Paul Davis paul.joseph.davis@REDACTED
Sun Aug 7 10:04:20 CEST 2011


On Sun, Aug 7, 2011 at 2:02 AM, Wilson MacGyver <wmacgyver@REDACTED> wrote:
> It's based on eep0018
>
> https://issues.apache.org/jira/browse/COUCHDB-1118
>
> The author created https://github.com/davisp/jiffy
>

Loosely based on EEP0018 with modifications over time due to CouchDB
drifting and what the NIF API allows.

I have a simple test [1] for benchmarking mochijson2 and jiffy
together. I swear I had jsx in there but I'm not seeing it as a dep
just now. Either way, I'd recommend either jsx or jiffy if you're
looking for a JSON parser at the moment.

jsx is pure erlang, handles more character encodings, does streaming
encoding/decoding and follows EEP0018 more closely then Jiffy. Jiffy
follows mochijson2 more closely, only supports UTF-8 encoded JSON, but
its fairly speedy.

I'd be interested in seeing how Jiffy compares against different
languages. I've been meaning to tear out the NIF code and implement a
Python module with it to compare against simplejson but haven't gotten
around to it. If anyone wants help porting it to a different language
I'd be more than happy to field questions and pitch in.

There's also a previous implementation that for historical reasons is
called eep0018 but in reality it diverges from the EEP spec nearly as
far as Jiffy [2]. It's based on YAJL and is pretty close in terms of
speed to Jiffy but has issues when dealing with bignums and other
weird corners of JSON. This project is deprecated in favor of Jiffy.

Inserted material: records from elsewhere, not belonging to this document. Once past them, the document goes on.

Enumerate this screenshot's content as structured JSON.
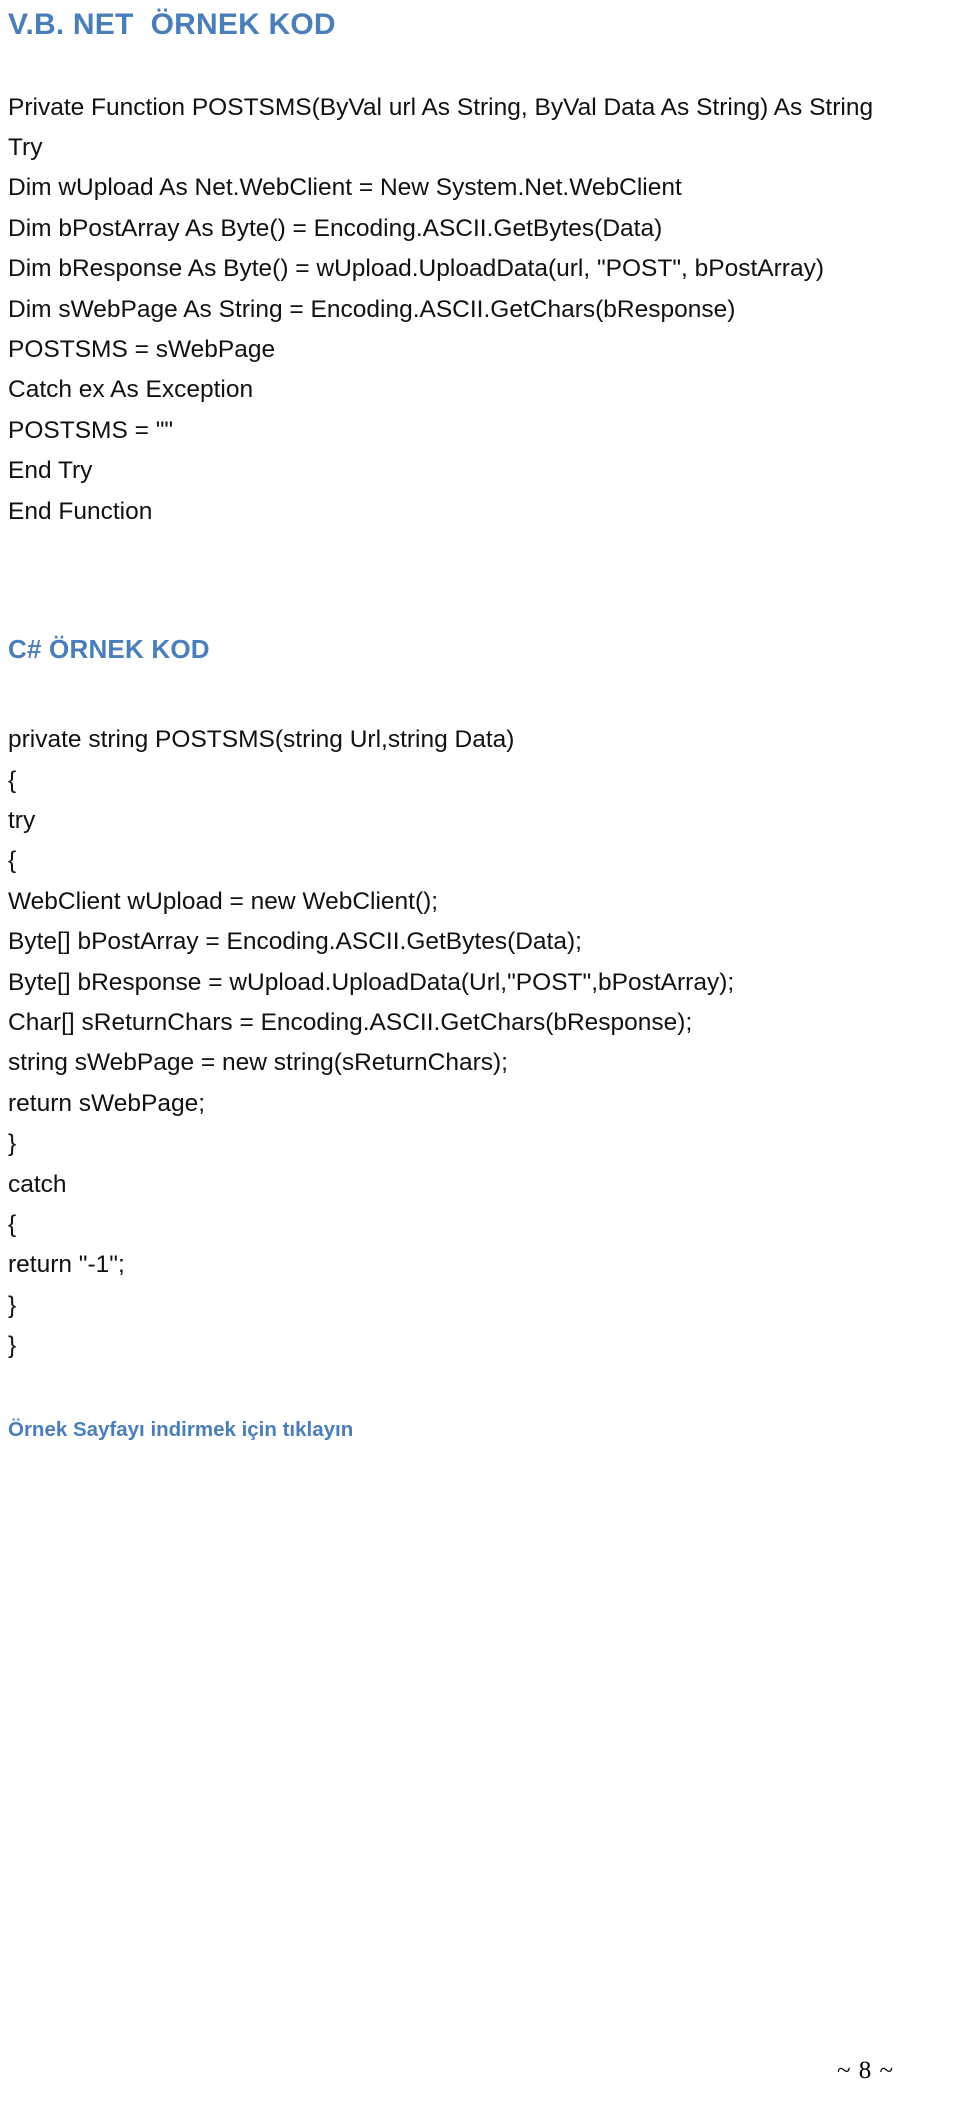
{
  "document": {
    "page_number_label": "~ 8 ~",
    "accent_color": "#4a7ebb",
    "body_color": "#111111",
    "background_color": "#ffffff"
  },
  "sections": [
    {
      "heading": "V.B. NET  ÖRNEK KOD",
      "language": "vb.net",
      "code_lines": [
        "Private Function POSTSMS(ByVal url As String, ByVal Data As String) As String",
        "Try",
        "Dim wUpload As Net.WebClient = New System.Net.WebClient",
        "Dim bPostArray As Byte() = Encoding.ASCII.GetBytes(Data)",
        "Dim bResponse As Byte() = wUpload.UploadData(url, \"POST\", bPostArray)",
        "Dim sWebPage As String = Encoding.ASCII.GetChars(bResponse)",
        "POSTSMS = sWebPage",
        "Catch ex As Exception",
        "POSTSMS = \"\"",
        "End Try",
        "End Function"
      ]
    },
    {
      "heading": "C# ÖRNEK KOD",
      "language": "csharp",
      "code_lines": [
        "private string POSTSMS(string Url,string Data)",
        "{",
        "try",
        "{",
        "WebClient wUpload = new WebClient();",
        "Byte[] bPostArray = Encoding.ASCII.GetBytes(Data);",
        "Byte[] bResponse = wUpload.UploadData(Url,\"POST\",bPostArray);",
        "Char[] sReturnChars = Encoding.ASCII.GetChars(bResponse);",
        "string sWebPage = new string(sReturnChars);",
        "return sWebPage;",
        "}",
        "catch",
        "{",
        "return \"-1\";",
        "}",
        "}"
      ]
    }
  ],
  "download_link": {
    "label": "Örnek Sayfayı indirmek için tıklayın"
  }
}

[1] https://github.com/davisp/erljson_bench
[2] https://github.com/davisp/eep0018


> On Aug 7, 2011, at 2:51 AM, Michael Turner <michael.eugene.turner@REDACTED> wrote:
>
>> I wrote: "the performance problem of serializing to JSON"
>>
>> Oops. JSON *de*-coding seems to be issue.
>>
>> But wasn't CouchDB the beneficiary of some NIF JSON parser 10x faster
>> than mochijson?
>>
>> -michael turner
>>
>>
>>
>> On Sun, Aug 7, 2011 at 2:12 AM, Michael Turner
>> <michael.eugene.turner@REDACTED> wrote:
>>> Part of their problem might have been architectural:
>>>
>>> "In Erlang, the right way to do this is to spawn off a separate set of
>>> actors to manage each data structure and message pass with them to
>>> save and retrieve data. Our code was not set up this way at all, and
>>> it was clearly crippled by being haphazardly implemented in a
>>> functional style."
>>>
>>> I'd suggest a friendly request to mixpanel to open-source their
>>> now-disused Erlang code - it might be instructive both about how their
>>> code could have been better and about how Erlang might need to
>>> improve.
>>>
>>> I wonder ... what seems to be the performance problem of serializing
>>> to JSON might actually be a latency problem - if the managing process
>>> for some data wakes up every now and then, with medium-to-low
>>> priority, and re-serializes if necessary, to be ready to respond to
>>> such requests, it might make all the difference in the world. OK, it
>>> might make *some* of the difference in the world.
>>>
>>> -michael turner
>>>
>>>
>>>
>>> On Sun, Aug 7, 2011 at 1:55 AM, Robert Virding
>>> <robert.virding@REDACTED> wrote:
>>>> Saw this on reddit. Any comments?